Трактор, сменивший на предутреннем холодке частый, с придыханием хрип на гулкое радостное тарахтенье, резво бежит в расступающуюся темноту, обсыпая сеялки твердой повлажневшей пылью. Прищурив глаза, Сунер вслушивается в этот звук, и ему кажется, что это древний кайчи-сказитель поет свою громкую мудрую песню, перебирая струны неслыханно голосистого раскатистого, как эхо, топшура. И эта песня — о людях, о силе их духа, о славе труда, о великом противостоянии — как бы обращена к жадно внимающему ей рыхлому полю. Ее задумчиво слушают горы, многократно и красочно повторяя слова.
Сунер поднимает голову выше. Как он не подумал об этом раньше? Ведь вся эта едва обозримая глазом земля — его родина. Суровая, неприступная и прекрасная. Недаром люди сеют здесь такое жизнестойкое и жизнелюбивое растение, как ячмень, сильное своими корнями и жестким стеблем.

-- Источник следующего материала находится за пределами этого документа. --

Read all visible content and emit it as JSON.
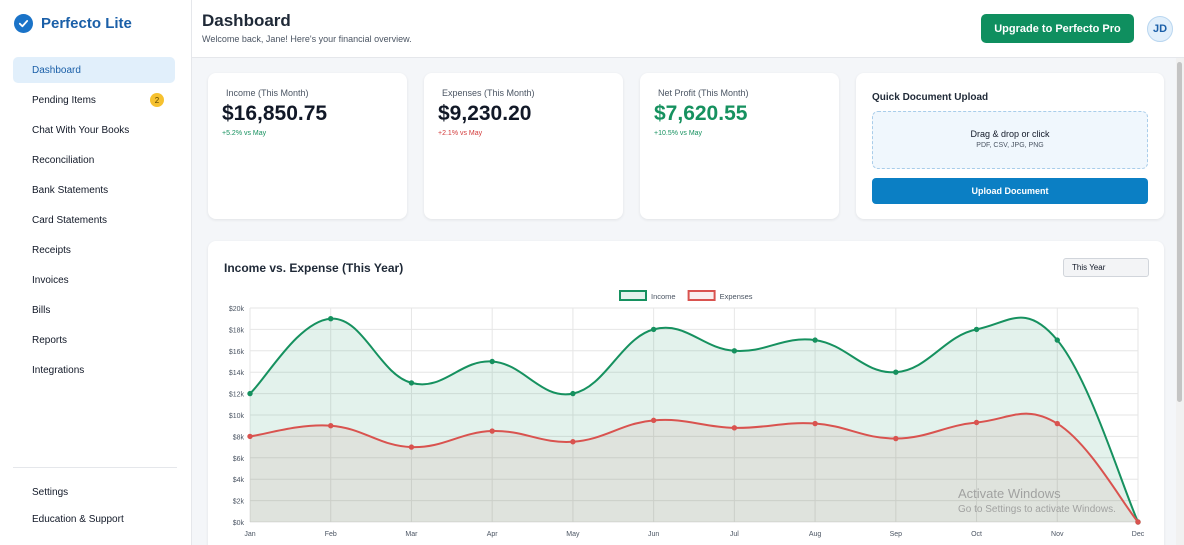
{
  "app": {
    "name": "Perfecto Lite"
  },
  "sidebar": {
    "items": [
      {
        "label": "Dashboard",
        "active": true
      },
      {
        "label": "Pending Items",
        "badge": "2"
      },
      {
        "label": "Chat With Your Books"
      },
      {
        "label": "Reconciliation"
      },
      {
        "label": "Bank Statements"
      },
      {
        "label": "Card Statements"
      },
      {
        "label": "Receipts"
      },
      {
        "label": "Invoices"
      },
      {
        "label": "Bills"
      },
      {
        "label": "Reports"
      },
      {
        "label": "Integrations"
      }
    ],
    "bottom_items": [
      {
        "label": "Settings"
      },
      {
        "label": "Education & Support"
      }
    ]
  },
  "header": {
    "title": "Dashboard",
    "subtitle": "Welcome back, Jane! Here's your financial overview.",
    "upgrade_label": "Upgrade to Perfecto Pro",
    "avatar_initials": "JD"
  },
  "stats": [
    {
      "label": "Income (This Month)",
      "value": "$16,850.75",
      "delta": "+5.2% vs May",
      "trend": "up"
    },
    {
      "label": "Expenses (This Month)",
      "value": "$9,230.20",
      "delta": "+2.1% vs May",
      "trend": "down"
    },
    {
      "label": "Net Profit (This Month)",
      "value": "$7,620.55",
      "delta": "+10.5% vs May",
      "trend": "up"
    }
  ],
  "upload": {
    "title": "Quick Document Upload",
    "drop_text": "Drag & drop or click",
    "formats": "PDF, CSV, JPG, PNG",
    "button_label": "Upload Document"
  },
  "chart_card": {
    "title": "Income vs. Expense (This Year)",
    "period": "This Year"
  },
  "chart_data": {
    "type": "line",
    "title": "Income vs. Expense (This Year)",
    "categories": [
      "Jan",
      "Feb",
      "Mar",
      "Apr",
      "May",
      "Jun",
      "Jul",
      "Aug",
      "Sep",
      "Oct",
      "Nov",
      "Dec"
    ],
    "series": [
      {
        "name": "Income",
        "values": [
          12000,
          19000,
          13000,
          15000,
          12000,
          18000,
          16000,
          17000,
          14000,
          18000,
          17000,
          0
        ],
        "color": "#16915f",
        "fill": "rgba(22,145,95,0.12)"
      },
      {
        "name": "Expenses",
        "values": [
          8000,
          9000,
          7000,
          8500,
          7500,
          9500,
          8800,
          9200,
          7800,
          9300,
          9200,
          0
        ],
        "color": "#d9534f",
        "fill": "rgba(200,100,90,0.10)"
      }
    ],
    "y_ticks": [
      "$0k",
      "$2k",
      "$4k",
      "$6k",
      "$8k",
      "$10k",
      "$12k",
      "$14k",
      "$16k",
      "$18k",
      "$20k"
    ],
    "ylim": [
      0,
      20000
    ],
    "grid": true,
    "legend": "top-center"
  },
  "watermark": {
    "line1": "Activate Windows",
    "line2": "Go to Settings to activate Windows."
  }
}
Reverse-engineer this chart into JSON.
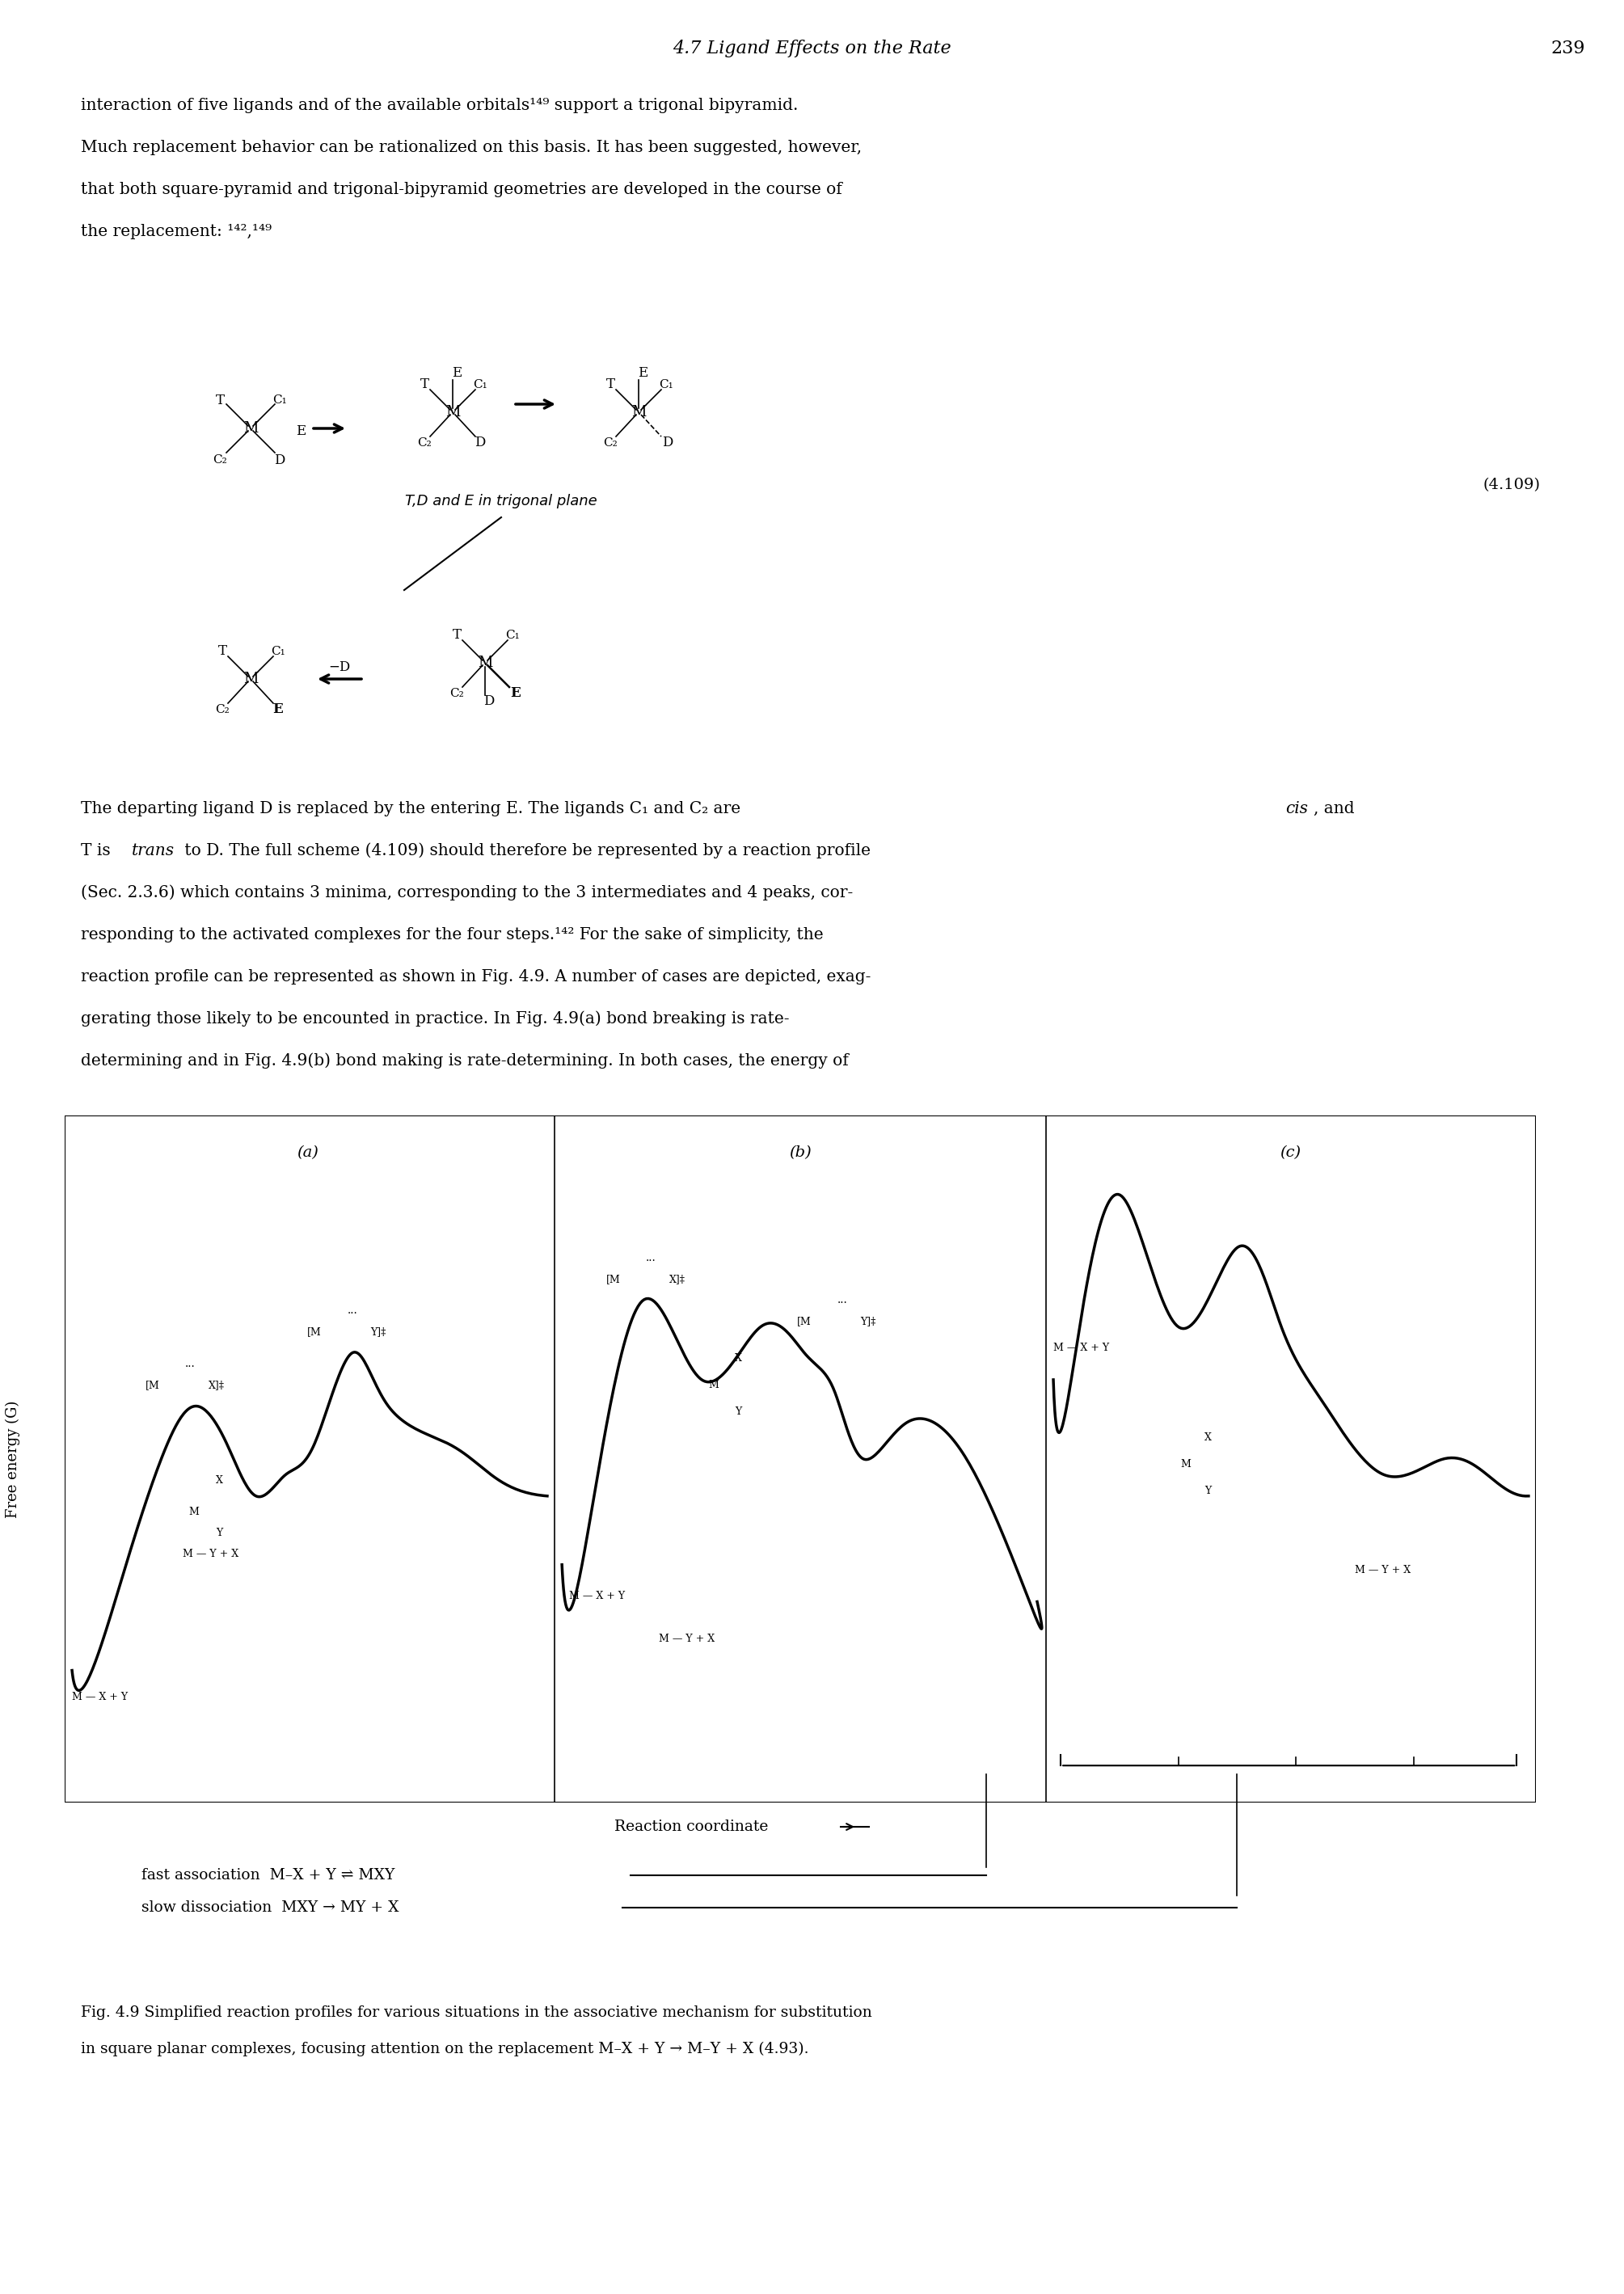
{
  "page_header": "4.7 Ligand Effects on the Rate",
  "page_number": "239",
  "body_text_lines": [
    "interaction of five ligands and of the available orbitals¹⁴⁹ support a trigonal bipyramid.",
    "Much replacement behavior can be rationalized on this basis. It has been suggested, however,",
    "that both square-pyramid and trigonal-bipyramid geometries are developed in the course of",
    "the replacement: ¹⁴²,¹⁴⁹"
  ],
  "body_text2_lines": [
    "The departing ligand D is replaced by the entering E. The ligands C₁ and C₂ are cis, and",
    "T is trans to D. The full scheme (4.109) should therefore be represented by a reaction profile",
    "(Sec. 2.3.6) which contains 3 minima, corresponding to the 3 intermediates and 4 peaks, cor-",
    "responding to the activated complexes for the four steps.¹⁴² For the sake of simplicity, the",
    "reaction profile can be represented as shown in Fig. 4.9. A number of cases are depicted, exag-",
    "gerating those likely to be encounted in practice. In Fig. 4.9(a) bond breaking is rate-",
    "determining and in Fig. 4.9(b) bond making is rate-determining. In both cases, the energy of"
  ],
  "fig_label_a": "(a)",
  "fig_label_b": "(b)",
  "fig_label_c": "(c)",
  "ylabel": "Free energy (G)",
  "xlabel": "Reaction coordinate",
  "annotation1": "fast association  M–X + Y ⇌ MXY",
  "annotation2": "slow dissociation  MXY → MY + X",
  "fig_caption_line1": "Fig. 4.9 Simplified reaction profiles for various situations in the associative mechanism for substitution",
  "fig_caption_line2": "in square planar complexes, focusing attention on the replacement M–X + Y → M–Y + X (4.93).",
  "equation_label": "(4.109)",
  "equation_note": "T,D and E in trigonal plane",
  "bg_color": "#ffffff",
  "text_color": "#000000"
}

И, подобный ему, живет на этой гордой земле народ Сунера. Сунер ощущает волнение. Впервые в жизни он подумал об этом — трезво, по-настоящему, и пришли сила, уверенность. Как же он может оставаться в стороне от дел своего народа? Как можно впустую восхищаться героями Джека Лондона и Жюля Верна, не познав себя сыном своей родины? Как тогда дышать одним воздухом с людьми своего народа?

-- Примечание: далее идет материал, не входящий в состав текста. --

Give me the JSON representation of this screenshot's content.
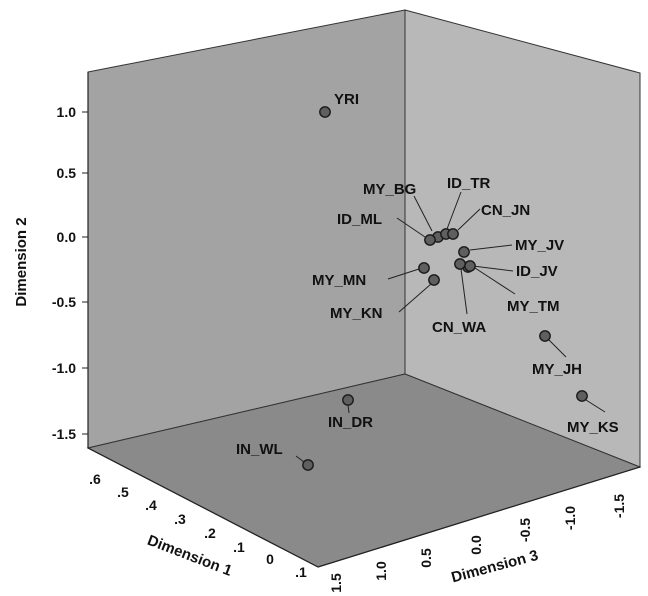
{
  "chart_data": {
    "type": "scatter",
    "title": "",
    "axes": {
      "dimension1": {
        "label": "Dimension 1",
        "ticks": [
          ".6",
          ".5",
          ".4",
          ".3",
          ".2",
          ".1",
          "0",
          ".1"
        ]
      },
      "dimension2": {
        "label": "Dimension 2",
        "ticks": [
          "1.0",
          "0.5",
          "0.0",
          "-0.5",
          "-1.0",
          "-1.5"
        ]
      },
      "dimension3": {
        "label": "Dimension 3",
        "ticks": [
          "1.5",
          "1.0",
          "0.5",
          "0.0",
          "-0.5",
          "-1.0",
          "-1.5"
        ]
      }
    },
    "points": [
      {
        "label": "YRI",
        "dim2": 0.97
      },
      {
        "label": "MY_BG",
        "dim2": -0.01
      },
      {
        "label": "ID_TR",
        "dim2": 0.02
      },
      {
        "label": "CN_JN",
        "dim2": 0.02
      },
      {
        "label": "ID_ML",
        "dim2": -0.01
      },
      {
        "label": "MY_JV",
        "dim2": -0.12
      },
      {
        "label": "ID_JV",
        "dim2": -0.2
      },
      {
        "label": "MY_MN",
        "dim2": -0.24
      },
      {
        "label": "MY_KN",
        "dim2": -0.33
      },
      {
        "label": "MY_TM",
        "dim2": -0.22
      },
      {
        "label": "CN_WA",
        "dim2": -0.21
      },
      {
        "label": "MY_JH",
        "dim2": -0.77
      },
      {
        "label": "MY_KS",
        "dim2": -1.22
      },
      {
        "label": "IN_DR",
        "dim2": -1.25
      },
      {
        "label": "IN_WL",
        "dim2": -1.75
      }
    ],
    "marker_color": "#5f5f5f",
    "wall_color": "#a3a3a3",
    "floor_color": "#8a8a8a"
  }
}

Сунеру видится лицо матери. Милая, милая мама… Кажется, только сейчас Сунер начинает понимать, как и для чего она жила. Сколько ей пришлось вынести! Годы и годы тяжкой деревенской работы… Помнится, бабушка Сунера не раз ворчала: «Да что ты день-деньской надрываешься? Все — ради колхоза да колхоза… А с сыном ты должна побыть или нет? Неужели в году один день выбрать невозможно?»
И в снег, и в дождь ни свет ни заря поднималась она и исчезала с глаз Сунера. И не то чтобы выбирала, а шла туда, куда пошлют. Там, где было нужно, как сказал бы теперь Сунер. А что было наградою? Что-то Сунер и не помнит, чтобы в те времена она получила хоть толику денег от колхоза. Разве что, как передовой колхознице, выдадут кусок материи, из которой она шила ему рубашки. Значит, что-то другое поднимало ее спозаранку и влекло на раскисшее поле, на фермы, в кошары. Но что? Видать, было что…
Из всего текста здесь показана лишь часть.